Однажды утром к нему является деляга-секретарь и объясняет, что, узнав об утверждении за ним наследства, пришел узнать и о дальнейших намерениях его относительно иска, так как Морденко заключил с ним, делягой, особые условия, коими предоставил право хождения по этому делу; а потому желаю, мол, знать, в каком отношении имею находиться к нему на будущее время?
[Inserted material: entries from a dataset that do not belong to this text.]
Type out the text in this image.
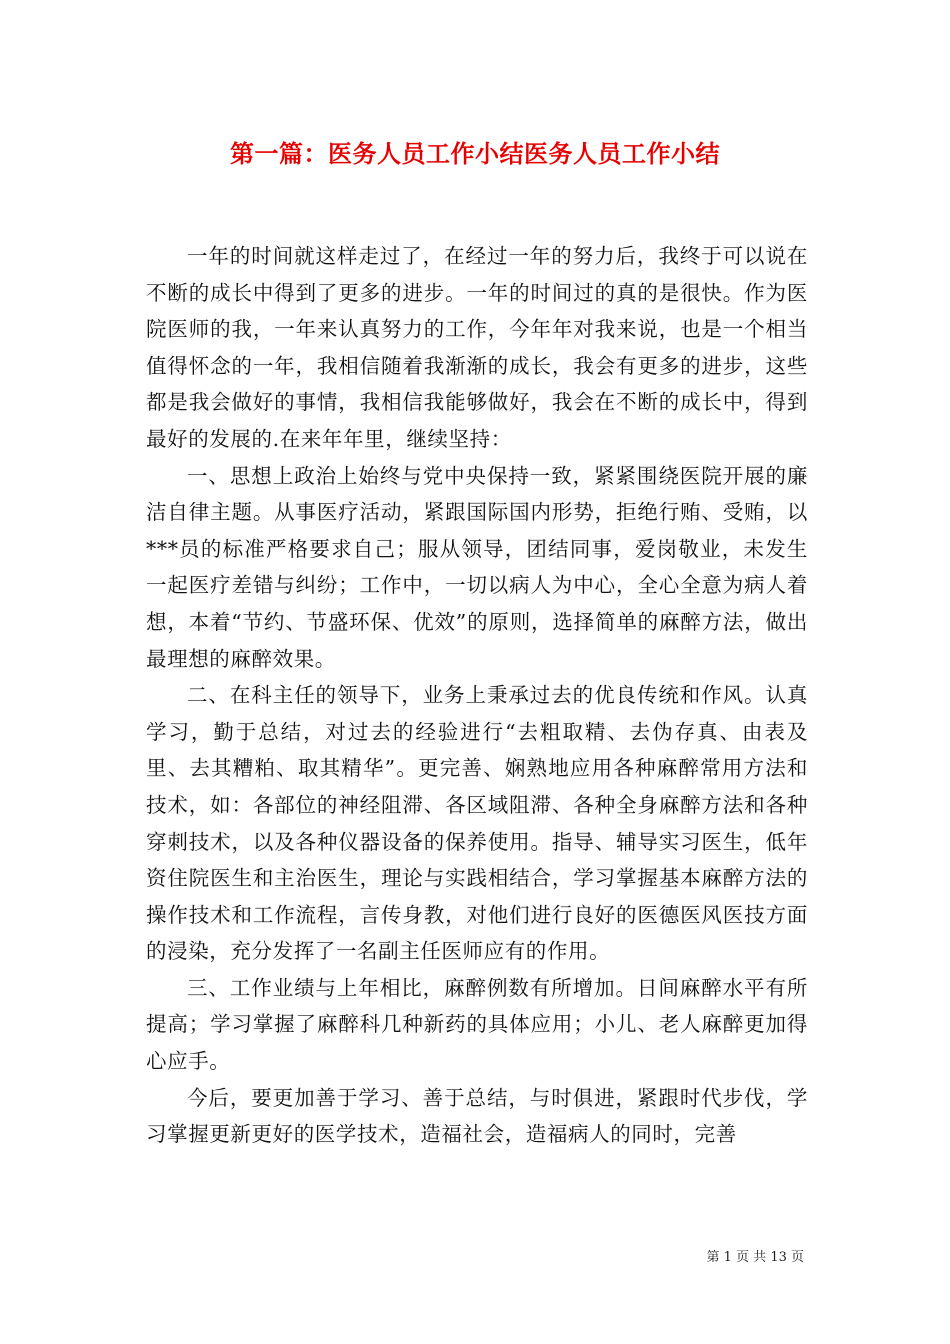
第一篇：医务人员工作小结医务人员工作小结

一年的时间就这样走过了，在经过一年的努力后，我终于可以说在不断的成长中得到了更多的进步。一年的时间过的真的是很快。作为医院医师的我，一年来认真努力的工作，今年年对我来说，也是一个相当值得怀念的一年，我相信随着我渐渐的成长，我会有更多的进步，这些都是我会做好的事情，我相信我能够做好，我会在不断的成长中，得到最好的发展的.在来年年里，继续坚持：

一、思想上政治上始终与党中央保持一致，紧紧围绕医院开展的廉洁自律主题。从事医疗活动，紧跟国际国内形势，拒绝行贿、受贿，以***员的标准严格要求自己；服从领导，团结同事，爱岗敬业，未发生一起医疗差错与纠纷；工作中，一切以病人为中心，全心全意为病人着想，本着“节约、节盛环保、优效”的原则，选择简单的麻醉方法，做出最理想的麻醉效果。

二、在科主任的领导下，业务上秉承过去的优良传统和作风。认真学习，勤于总结，对过去的经验进行“去粗取精、去伪存真、由表及里、去其糟粕、取其精华”。更完善、娴熟地应用各种麻醉常用方法和技术，如：各部位的神经阻滞、各区域阻滞、各种全身麻醉方法和各种穿刺技术，以及各种仪器设备的保养使用。指导、辅导实习医生，低年资住院医生和主治医生，理论与实践相结合，学习掌握基本麻醉方法的操作技术和工作流程，言传身教，对他们进行良好的医德医风医技方面的浸染，充分发挥了一名副主任医师应有的作用。

三、工作业绩与上年相比，麻醉例数有所增加。日间麻醉水平有所提高；学习掌握了麻醉科几种新药的具体应用；小儿、老人麻醉更加得心应手。

今后，要更加善于学习、善于总结，与时俱进，紧跟时代步伐，学习掌握更新更好的医学技术，造福社会，造福病人的同时，完善

第 1 页 共 13 页
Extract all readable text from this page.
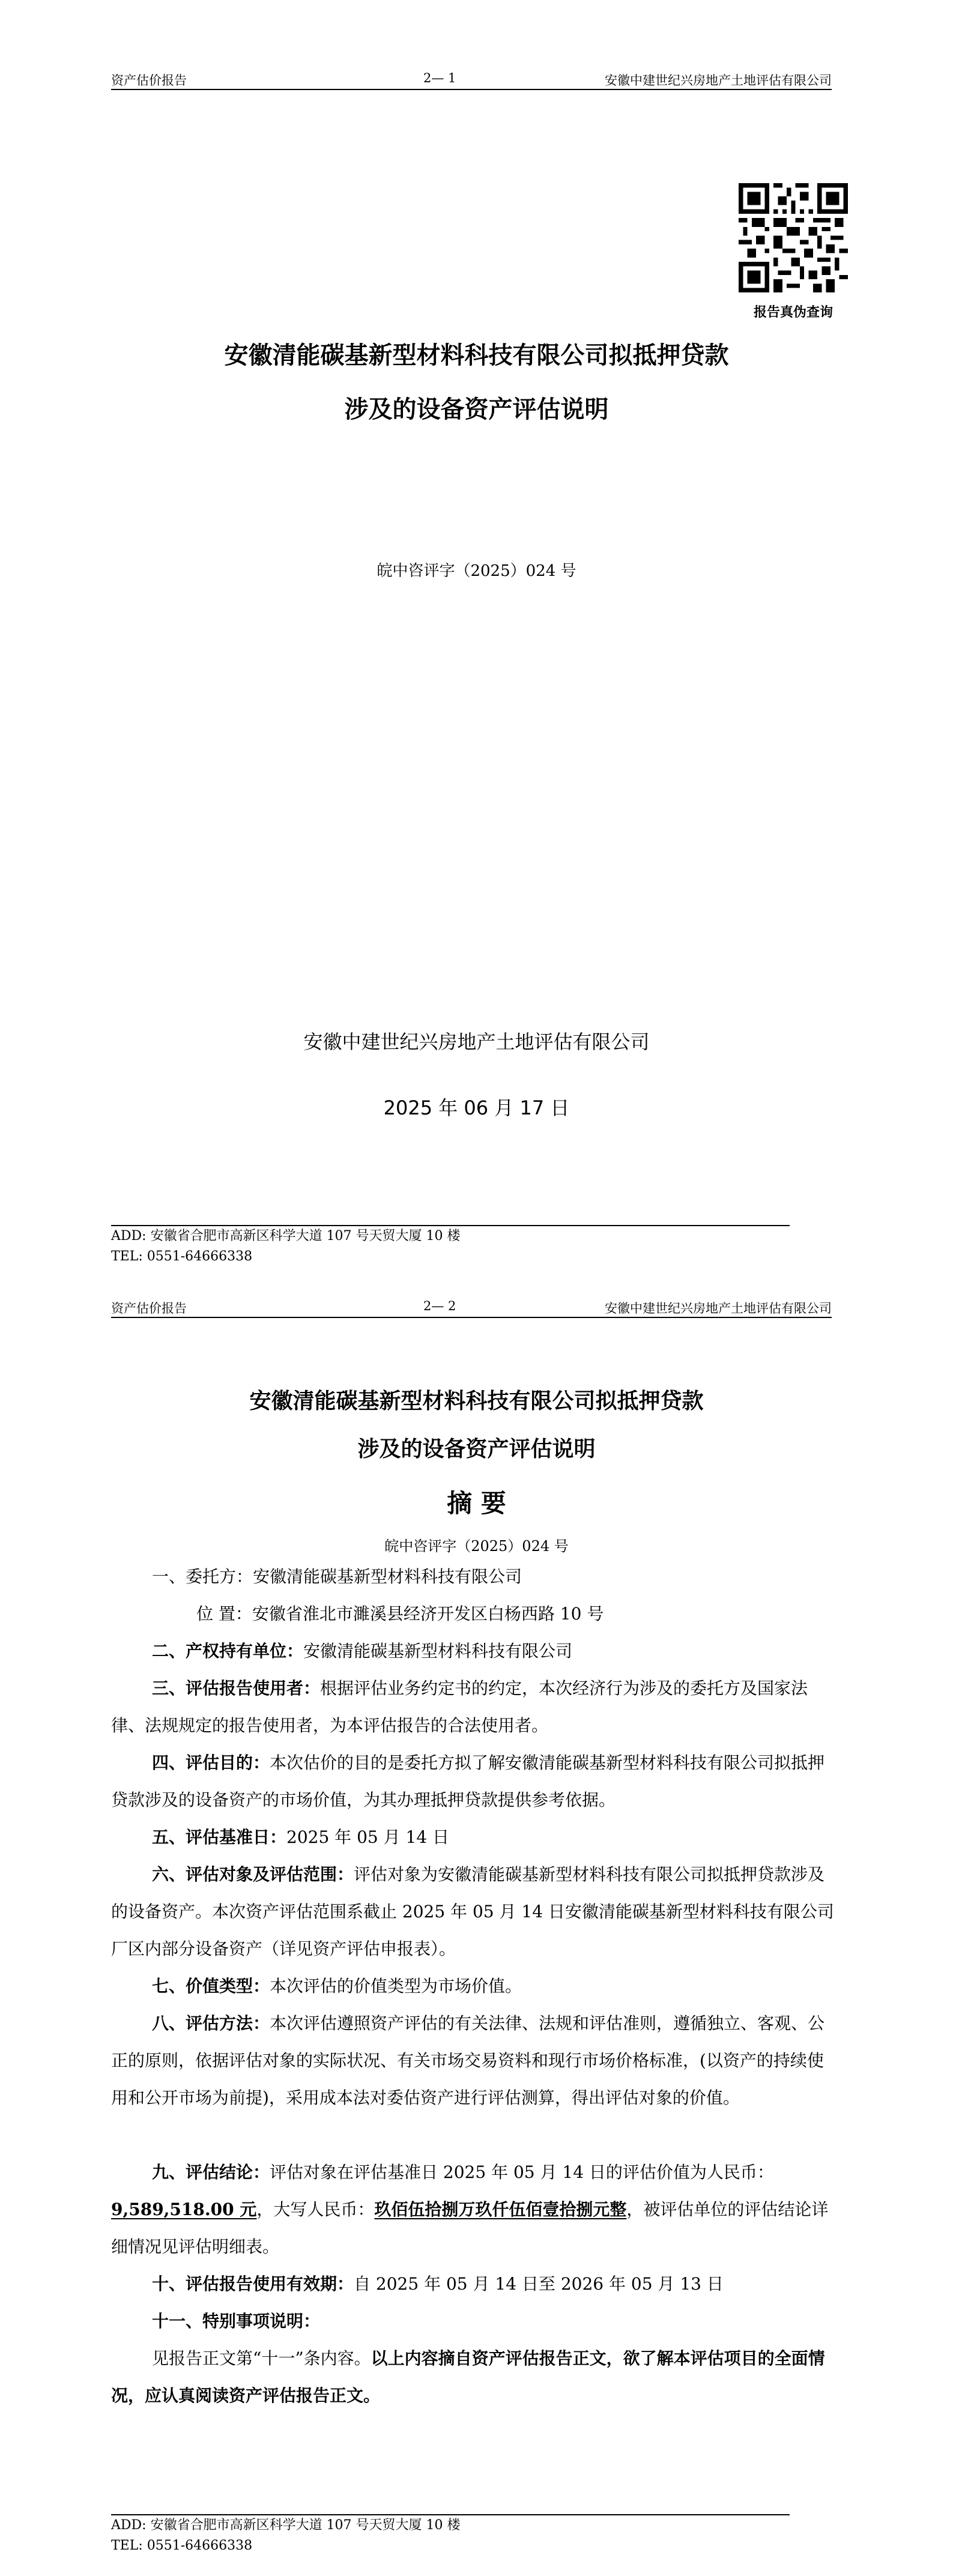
资产估价报告	2— 1	安徽中建世纪兴房地产土地评估有限公司
报告真伪查询
安徽清能碳基新型材料科技有限公司拟抵押贷款
涉及的设备资产评估说明
皖中咨评字（2025）024 号
安徽中建世纪兴房地产土地评估有限公司
2025 年 06 月 17 日
ADD: 安徽省合肥市高新区科学大道 107 号天贸大厦 10 楼
TEL: 0551-64666338
资产估价报告	2— 2	安徽中建世纪兴房地产土地评估有限公司
安徽清能碳基新型材料科技有限公司拟抵押贷款
涉及的设备资产评估说明
摘 要
皖中咨评字（2025）024 号

一、委托方：安徽清能碳基新型材料科技有限公司

位 置：安徽省淮北市濉溪县经济开发区白杨西路 10 号

二、产权持有单位：安徽清能碳基新型材料科技有限公司

三、评估报告使用者：根据评估业务约定书的约定，本次经济行为涉及的委托方及国家法律、法规规定的报告使用者，为本评估报告的合法使用者。

四、评估目的：本次估价的目的是委托方拟了解安徽清能碳基新型材料科技有限公司拟抵押贷款涉及的设备资产的市场价值，为其办理抵押贷款提供参考依据。

五、评估基准日：2025 年 05 月 14 日

六、评估对象及评估范围：评估对象为安徽清能碳基新型材料科技有限公司拟抵押贷款涉及的设备资产。本次资产评估范围系截止 2025 年 05 月 14 日安徽清能碳基新型材料科技有限公司厂区内部分设备资产（详见资产评估申报表）。

七、价值类型：本次评估的价值类型为市场价值。

八、评估方法：本次评估遵照资产评估的有关法律、法规和评估准则，遵循独立、客观、公正的原则，依据评估对象的实际状况、有关市场交易资料和现行市场价格标准，(以资产的持续使用和公开市场为前提)，采用成本法对委估资产进行评估测算，得出评估对象的价值。

九、评估结论：评估对象在评估基准日 2025 年 05 月 14 日的评估价值为人民币：9,589,518.00 元，大写人民币：玖佰伍拾捌万玖仟伍佰壹拾捌元整，被评估单位的评估结论详细情况见评估明细表。

十、评估报告使用有效期：自 2025 年 05 月 14 日至 2026 年 05 月 13 日

十一、特别事项说明：

见报告正文第“十一”条内容。以上内容摘自资产评估报告正文，欲了解本评估项目的全面情况，应认真阅读资产评估报告正文。

ADD: 安徽省合肥市高新区科学大道 107 号天贸大厦 10 楼
TEL: 0551-64666338
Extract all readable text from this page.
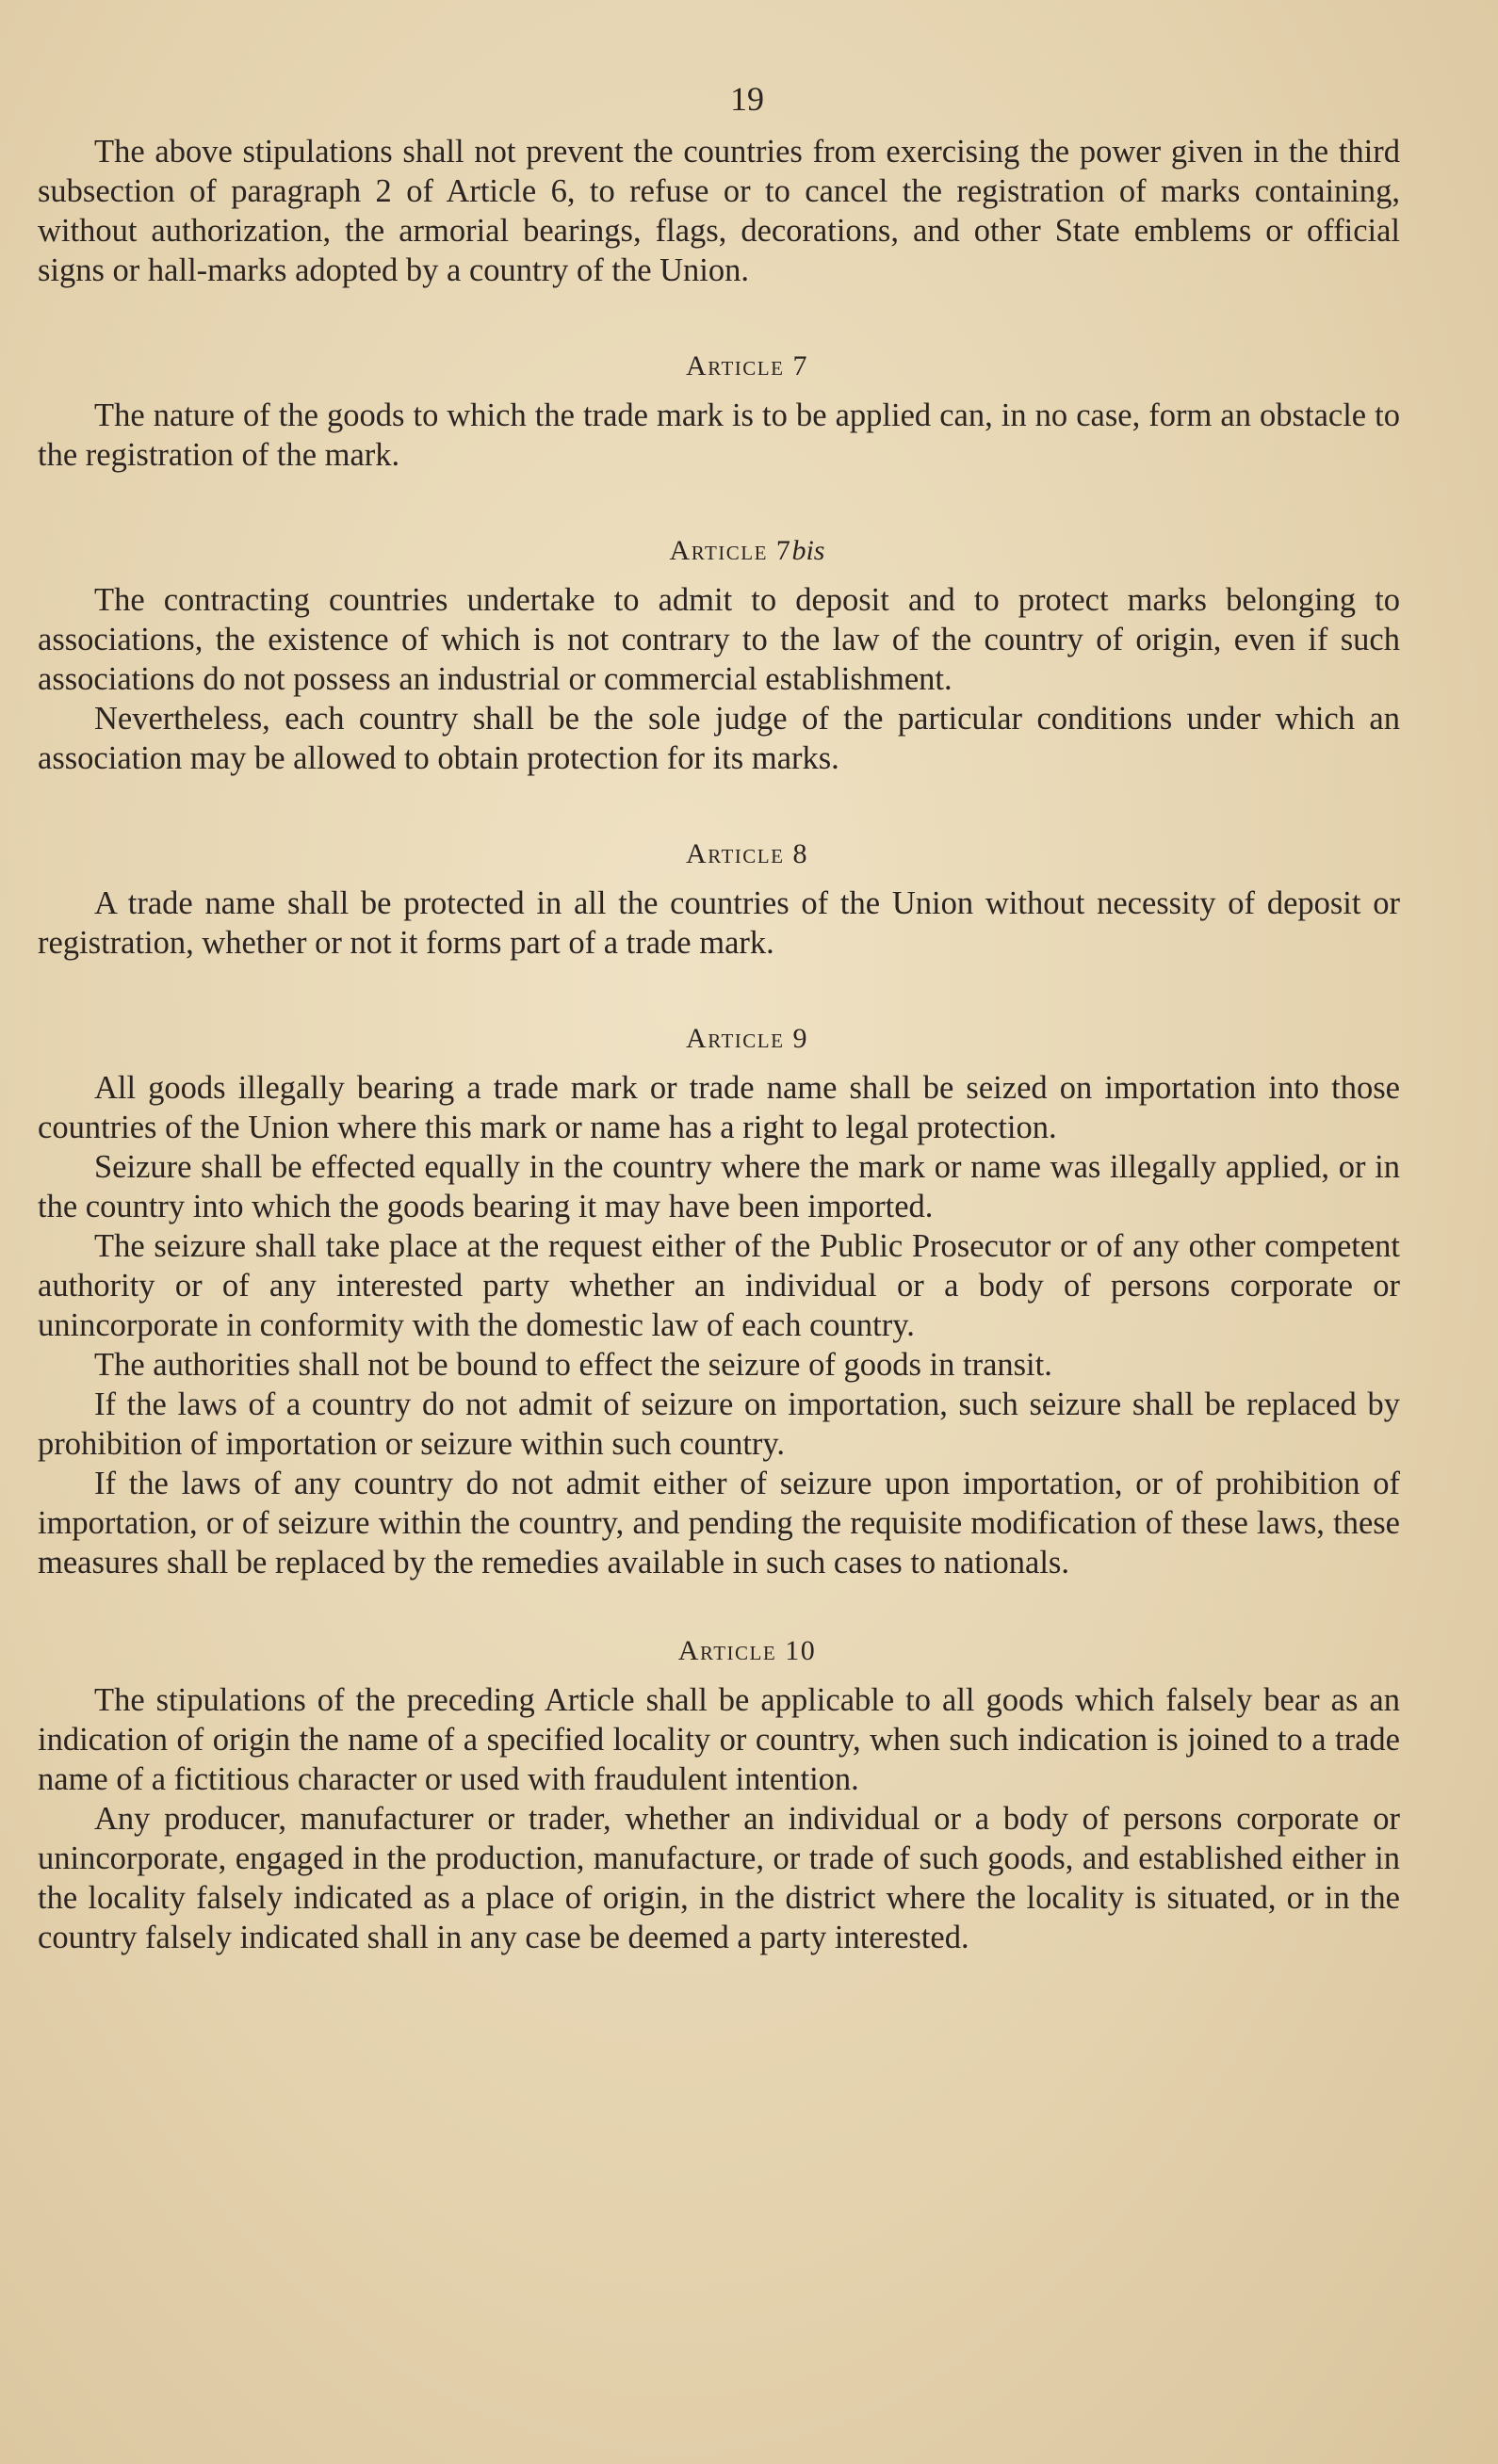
19

The above stipulations shall not prevent the countries from exercising the power given in the third subsection of paragraph 2 of Article 6, to refuse or to cancel the registration of marks containing, without authorization, the armorial bearings, flags, decorations, and other State emblems or official signs or hall-marks adopted by a country of the Union.

Article 7

The nature of the goods to which the trade mark is to be applied can, in no case, form an obstacle to the registration of the mark.

Article 7bis

The contracting countries undertake to admit to deposit and to protect marks belonging to associations, the existence of which is not contrary to the law of the country of origin, even if such associations do not possess an industrial or commercial establishment.

Nevertheless, each country shall be the sole judge of the particular conditions under which an association may be allowed to obtain protection for its marks.

Article 8

A trade name shall be protected in all the countries of the Union without necessity of deposit or registration, whether or not it forms part of a trade mark.

Article 9

All goods illegally bearing a trade mark or trade name shall be seized on importation into those countries of the Union where this mark or name has a right to legal protection.

Seizure shall be effected equally in the country where the mark or name was illegally applied, or in the country into which the goods bearing it may have been imported.

The seizure shall take place at the request either of the Public Prosecutor or of any other competent authority or of any interested party whether an individual or a body of persons corporate or unincorporate in conformity with the domestic law of each country.

The authorities shall not be bound to effect the seizure of goods in transit.

If the laws of a country do not admit of seizure on importation, such seizure shall be replaced by prohibition of importation or seizure within such country.

If the laws of any country do not admit either of seizure upon importation, or of prohibition of importation, or of seizure within the country, and pending the requisite modification of these laws, these measures shall be replaced by the remedies available in such cases to nationals.

Article 10

The stipulations of the preceding Article shall be applicable to all goods which falsely bear as an indication of origin the name of a specified locality or country, when such indication is joined to a trade name of a fictitious character or used with fraudulent intention.

Any producer, manufacturer or trader, whether an individual or a body of persons corporate or unincorporate, engaged in the production, manufacture, or trade of such goods, and established either in the locality falsely indicated as a place of origin, in the district where the locality is situated, or in the country falsely indicated shall in any case be deemed a party interested.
Это посещение наконец-то очнуло Вересова; он понял, что так или иначе нужно кончить. О деле не было пока еще составлено у него ясного понятия; поэтому прежде всего захотелось ему узнать, что это за векселя, по скольку их приходится на каждого из Шадурских и на какие суммы. Деляга все это ему обделал, и на другое утро сообщил самые обстоятельные сведения, из которых Вересов увидел, что главнейшая часть всего долга падает на долю старого князя.
Деляга меж тем настаивал на решительном ответе.
– Пока еще никакого. Мне надо подумать, – отвечал ему Вересов. – Завтра утром вы узнаете ответ… Во всяком случае, будьте покойны: вы получите за ваши хлопоты.
И это последнее обещание, действительно, несколько способствовало к успокоению деляги.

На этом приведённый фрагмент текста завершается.